Galaxy asynchronous Data Sources development documentation

https://galaxyproject.org/admin/internals/data-sources/#asynchronous-data-depositing

Notes

It is worth noting that the Galaxy instance in which this tool will be installed has to be reachable from a public domain address. It can not work on a local Galaxy instance due to the asynchronous nature of the tool.

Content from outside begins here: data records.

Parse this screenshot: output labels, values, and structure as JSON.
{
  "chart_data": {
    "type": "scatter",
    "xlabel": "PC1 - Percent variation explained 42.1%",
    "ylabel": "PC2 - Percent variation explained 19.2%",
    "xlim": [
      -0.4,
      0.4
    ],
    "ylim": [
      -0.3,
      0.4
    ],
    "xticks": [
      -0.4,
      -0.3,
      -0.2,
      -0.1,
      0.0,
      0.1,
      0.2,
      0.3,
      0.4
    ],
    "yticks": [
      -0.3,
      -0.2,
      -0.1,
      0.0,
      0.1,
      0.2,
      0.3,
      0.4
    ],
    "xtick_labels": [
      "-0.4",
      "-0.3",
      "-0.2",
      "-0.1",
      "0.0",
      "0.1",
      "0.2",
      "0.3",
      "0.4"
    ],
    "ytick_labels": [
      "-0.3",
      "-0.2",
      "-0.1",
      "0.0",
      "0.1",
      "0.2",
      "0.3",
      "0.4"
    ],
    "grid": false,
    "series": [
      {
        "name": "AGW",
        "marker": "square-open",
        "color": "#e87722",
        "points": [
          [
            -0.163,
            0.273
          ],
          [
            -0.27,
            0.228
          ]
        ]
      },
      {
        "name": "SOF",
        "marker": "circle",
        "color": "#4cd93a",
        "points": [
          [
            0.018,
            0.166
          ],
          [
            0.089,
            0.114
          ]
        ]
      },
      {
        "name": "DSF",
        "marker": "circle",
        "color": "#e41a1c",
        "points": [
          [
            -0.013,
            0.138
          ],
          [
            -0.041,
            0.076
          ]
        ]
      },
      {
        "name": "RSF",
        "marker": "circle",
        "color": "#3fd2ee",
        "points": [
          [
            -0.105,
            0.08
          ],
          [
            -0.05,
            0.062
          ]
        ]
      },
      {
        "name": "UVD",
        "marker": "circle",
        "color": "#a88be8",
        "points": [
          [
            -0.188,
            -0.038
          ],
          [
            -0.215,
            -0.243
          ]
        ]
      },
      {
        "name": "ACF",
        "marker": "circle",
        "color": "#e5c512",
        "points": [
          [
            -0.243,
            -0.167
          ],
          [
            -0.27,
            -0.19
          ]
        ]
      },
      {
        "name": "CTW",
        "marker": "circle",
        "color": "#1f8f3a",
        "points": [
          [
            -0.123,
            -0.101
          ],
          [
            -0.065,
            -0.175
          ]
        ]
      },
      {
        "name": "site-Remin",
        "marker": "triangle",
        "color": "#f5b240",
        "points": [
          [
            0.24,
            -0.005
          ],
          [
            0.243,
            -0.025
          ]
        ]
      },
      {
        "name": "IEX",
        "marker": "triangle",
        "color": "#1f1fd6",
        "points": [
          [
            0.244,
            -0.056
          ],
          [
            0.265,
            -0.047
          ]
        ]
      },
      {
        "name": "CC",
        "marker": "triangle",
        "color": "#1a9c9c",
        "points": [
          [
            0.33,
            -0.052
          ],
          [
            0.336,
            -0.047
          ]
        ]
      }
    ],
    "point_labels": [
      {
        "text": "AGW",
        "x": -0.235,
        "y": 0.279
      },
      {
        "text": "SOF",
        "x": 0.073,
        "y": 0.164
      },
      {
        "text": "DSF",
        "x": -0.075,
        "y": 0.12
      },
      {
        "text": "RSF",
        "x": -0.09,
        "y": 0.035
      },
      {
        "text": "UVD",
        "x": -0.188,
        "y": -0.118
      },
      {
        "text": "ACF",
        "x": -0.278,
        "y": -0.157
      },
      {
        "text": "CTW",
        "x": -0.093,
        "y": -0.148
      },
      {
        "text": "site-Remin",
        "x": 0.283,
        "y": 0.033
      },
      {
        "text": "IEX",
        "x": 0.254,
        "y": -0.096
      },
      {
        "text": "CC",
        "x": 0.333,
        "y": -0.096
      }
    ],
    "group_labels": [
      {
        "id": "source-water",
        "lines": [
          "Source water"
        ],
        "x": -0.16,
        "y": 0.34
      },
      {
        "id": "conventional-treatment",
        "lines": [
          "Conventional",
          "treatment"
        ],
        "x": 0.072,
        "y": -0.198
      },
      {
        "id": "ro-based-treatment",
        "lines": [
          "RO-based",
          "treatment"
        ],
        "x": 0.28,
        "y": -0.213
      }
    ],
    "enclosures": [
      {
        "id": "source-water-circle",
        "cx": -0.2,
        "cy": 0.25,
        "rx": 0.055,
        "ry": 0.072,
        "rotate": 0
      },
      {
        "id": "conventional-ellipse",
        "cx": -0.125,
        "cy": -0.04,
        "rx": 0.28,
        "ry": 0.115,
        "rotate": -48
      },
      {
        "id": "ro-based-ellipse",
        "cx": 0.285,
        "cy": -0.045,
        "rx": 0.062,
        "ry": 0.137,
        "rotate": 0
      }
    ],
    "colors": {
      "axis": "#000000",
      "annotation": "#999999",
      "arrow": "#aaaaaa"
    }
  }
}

Additionally, this tool requires a patch of the async.py module that is responsible of the management of asynchronous requests. The patch avoid the system to crash if a collection is defined as a possible output in the tool XML schema in the case of asynchronous data sources. It also checks if only one output is defined (required for the async procedure). If more then one outputs are defined (except for collections), it throws an exception.

This patch has been committed to the official Galaxy repository and will be integrated in the next release. Please check the status of this pull request to know if it is already available for the version of your Galaxy instance. https://github.com/galaxyproject/galaxy/pull/4198

Alternatively, you can apply the patch replacing the async.py file under the folder /lib/galaxy/webapps/galaxy/controllers/ starting from the root folder of your Galaxy instance.